Khalid decided to fight and destroy each imperial force separately. The exact location of the imperial camp at Muzayyah had been established by Khalid's agents. To deal with this objective he designed a manoeuvre which, seldom practised in history, is one of the most difficult to control and co-ordinate-a simultaneous converging attack from three directions made at night.

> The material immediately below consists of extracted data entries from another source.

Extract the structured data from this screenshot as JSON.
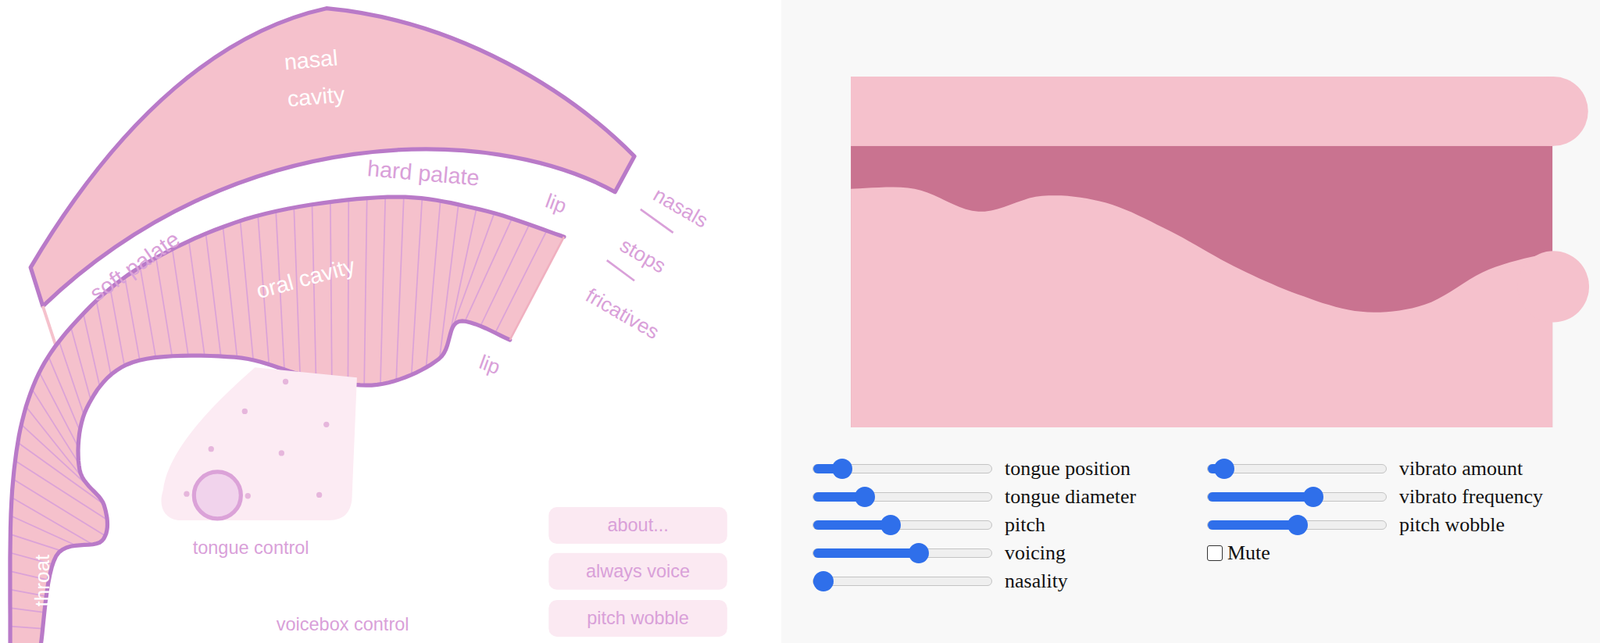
{
  "diagram": {
    "labels": [
      "nasal",
      "cavity",
      "hard palate",
      "soft palate",
      "oral cavity",
      "lip",
      "lip",
      "nasals",
      "stops",
      "fricatives",
      "throat",
      "tongue control",
      "voicebox control"
    ],
    "buttons": [
      "about...",
      "always voice",
      "pitch wobble"
    ]
  },
  "tract": {
    "profile": [
      0.32,
      0.32,
      0.385,
      0.34,
      0.36,
      0.44,
      0.54,
      0.62,
      0.67,
      0.65,
      0.55,
      0.5
    ]
  },
  "sliders_left": [
    {
      "label": "tongue position",
      "level": 0.12
    },
    {
      "label": "tongue diameter",
      "level": 0.26
    },
    {
      "label": "pitch",
      "level": 0.42
    },
    {
      "label": "voicing",
      "level": 0.6
    },
    {
      "label": "nasality",
      "level": 0
    }
  ],
  "sliders_right": [
    {
      "label": "vibrato amount",
      "level": 0.04
    },
    {
      "label": "vibrato frequency",
      "level": 0.6
    },
    {
      "label": "pitch wobble",
      "level": 0.5
    }
  ],
  "mute": {
    "label": "Mute",
    "checked": false
  }
}
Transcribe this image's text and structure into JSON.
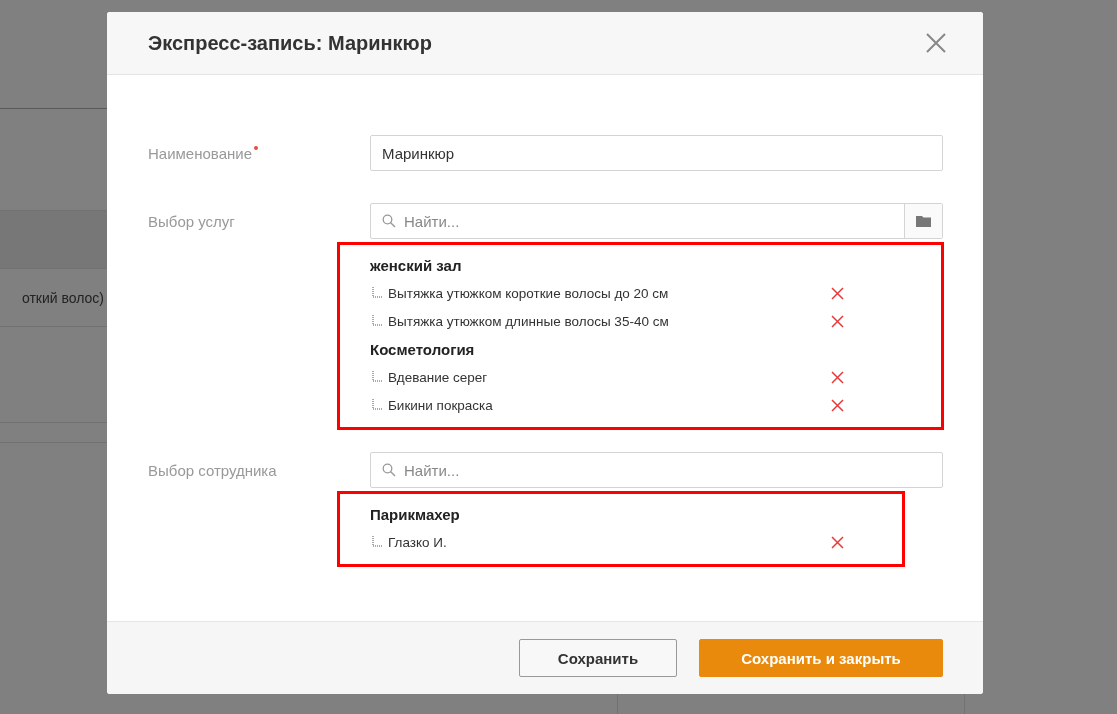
{
  "background": {
    "row_text": "откий волос)"
  },
  "dialog": {
    "title": "Экспресс-запись: Маринкюр",
    "name_field": {
      "label": "Наименование",
      "required": true,
      "value": "Маринкюр"
    },
    "services": {
      "label": "Выбор услуг",
      "placeholder": "Найти...",
      "groups": [
        {
          "title": "женский зал",
          "items": [
            "Вытяжка утюжком короткие волосы до 20 см",
            "Вытяжка утюжком длинные волосы 35-40 см"
          ]
        },
        {
          "title": "Косметология",
          "items": [
            "Вдевание серег",
            "Бикини покраска"
          ]
        }
      ]
    },
    "employees": {
      "label": "Выбор сотрудника",
      "placeholder": "Найти...",
      "groups": [
        {
          "title": "Парикмахер",
          "items": [
            "Глазко И."
          ]
        }
      ]
    },
    "buttons": [
      {
        "label": "Сохранить",
        "kind": "secondary"
      },
      {
        "label": "Сохранить и закрыть",
        "kind": "primary"
      }
    ]
  }
}
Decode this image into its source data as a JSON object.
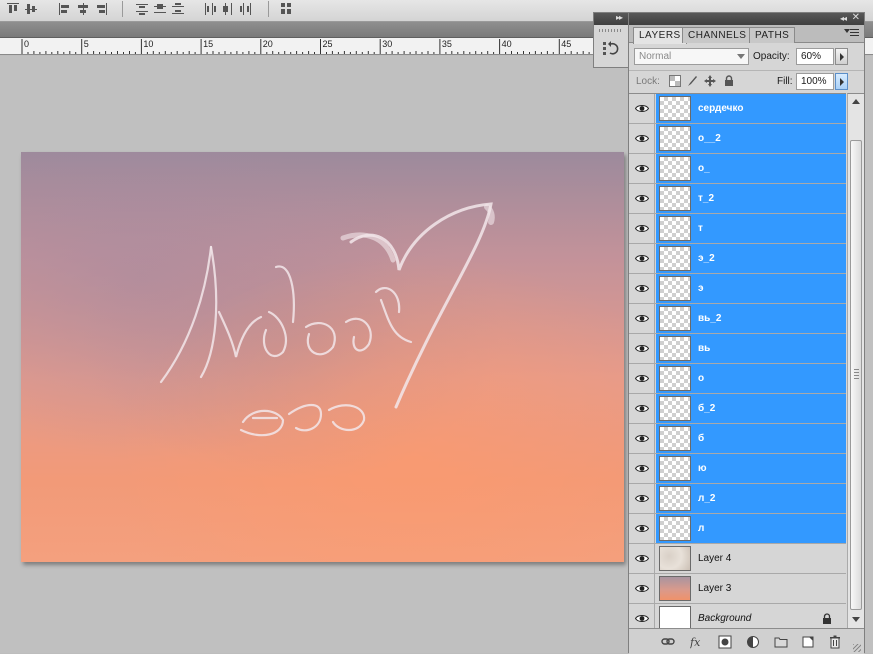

Khalid ibn al-Walid issued orders for the move. The three corps would march from their respective locations at Husaid, Khanafis and Ain-ut-Tamr along separate routes he had specified and meet on a given night and at a given hour at a place a few miles short of Muzayyah. This move was carried out as planned, and the three corps concentrated at the appointed place. He laid down the time of the attack and the three separate directions from which the three corps would fall upon the unsuspecting enemy. The imperial army knew of the attack only when three roaring masses of Muslim warriors hurled themselves at the camp. In the confusion of the night the imperial army never found its feet. Terror became the mood of the camp as soldiers fleeing from one Muslim corps ran into another. Thousands were slaughtered. The Muslims tried to finish this army, but large numbers of Persians and Arabs nevertheless managed to get away, helped by the very darkness that had cloaked the surprise attack.